Once you've started the API server, you can now use your local LLMs on Continue. After opening Continue(you can either click the extension icon on the left sidebar or press `Ctrl+Shift+L`), you can click the `+` button next to the model dropdown, and scroll down to the bottom and click `Open config.json`. In `config.json`, you'll find the `models` property, a list of the models that you have saved to use with Continue. Please add the following configuration to `models`. Note that `model`, `apiKey`, `apiBase` should align with what you specified when starting the `Text Generation WebUI` server.
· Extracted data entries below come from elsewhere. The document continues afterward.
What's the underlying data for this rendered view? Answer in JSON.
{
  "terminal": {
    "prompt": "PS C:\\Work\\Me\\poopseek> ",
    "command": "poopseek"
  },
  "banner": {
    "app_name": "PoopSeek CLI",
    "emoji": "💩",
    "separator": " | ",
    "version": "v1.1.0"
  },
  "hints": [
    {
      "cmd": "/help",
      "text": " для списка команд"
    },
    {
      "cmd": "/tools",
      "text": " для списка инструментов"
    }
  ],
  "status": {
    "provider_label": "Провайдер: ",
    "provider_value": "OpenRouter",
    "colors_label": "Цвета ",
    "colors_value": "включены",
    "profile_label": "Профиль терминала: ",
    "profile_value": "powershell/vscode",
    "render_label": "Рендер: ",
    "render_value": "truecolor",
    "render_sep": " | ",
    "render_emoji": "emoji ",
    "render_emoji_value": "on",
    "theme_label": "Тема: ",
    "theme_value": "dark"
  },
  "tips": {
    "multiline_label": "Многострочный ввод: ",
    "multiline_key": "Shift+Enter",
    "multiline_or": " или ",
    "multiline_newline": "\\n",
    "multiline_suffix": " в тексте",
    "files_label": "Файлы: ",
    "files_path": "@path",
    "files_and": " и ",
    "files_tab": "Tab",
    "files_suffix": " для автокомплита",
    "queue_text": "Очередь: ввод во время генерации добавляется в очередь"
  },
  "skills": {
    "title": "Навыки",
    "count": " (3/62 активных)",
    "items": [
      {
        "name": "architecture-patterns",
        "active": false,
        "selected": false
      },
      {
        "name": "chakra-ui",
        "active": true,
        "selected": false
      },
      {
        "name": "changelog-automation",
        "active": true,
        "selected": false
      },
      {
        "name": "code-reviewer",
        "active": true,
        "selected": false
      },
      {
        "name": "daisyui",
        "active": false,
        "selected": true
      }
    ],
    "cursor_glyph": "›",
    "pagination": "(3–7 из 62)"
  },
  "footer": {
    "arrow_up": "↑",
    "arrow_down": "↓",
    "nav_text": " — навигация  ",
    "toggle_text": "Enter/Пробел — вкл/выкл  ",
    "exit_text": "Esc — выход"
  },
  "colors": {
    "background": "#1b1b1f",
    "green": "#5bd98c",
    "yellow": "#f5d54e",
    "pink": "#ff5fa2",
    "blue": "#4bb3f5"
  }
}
Finally, remember to select this model in the model dropdown menu. ```json { "models": [ { "title": "Text Generation WebUI API Server", "provider": "openai", "model": "MODEL_NAME", "apiKey": "EMPTY", "apiBase": "http://localhost:5000/v1" } ] } ``` ### 5. How to Use `Continue` For detailed tutorials please refer to [this link](https://continue.dev/docs/how-to-use-continue). Here we are only showing the most common scenarios. #### Ask about highlighted code or an entire file If you don't understand how some code works, highlight(press `Ctrl+Shift+L`) it and ask "how does this code work?"

#### Editing existing code You can ask Continue to edit your highlighted code with the command `/edit`.

### Troubleshooting #### Failed to load the extension `openai` If you encounter `TypeError: unsupported operand type(s) for |: 'type' and 'NoneType'` when you run `python server.py --load-in-4bit --api`, please make sure you are using `Python 3.11` instead of lower versions.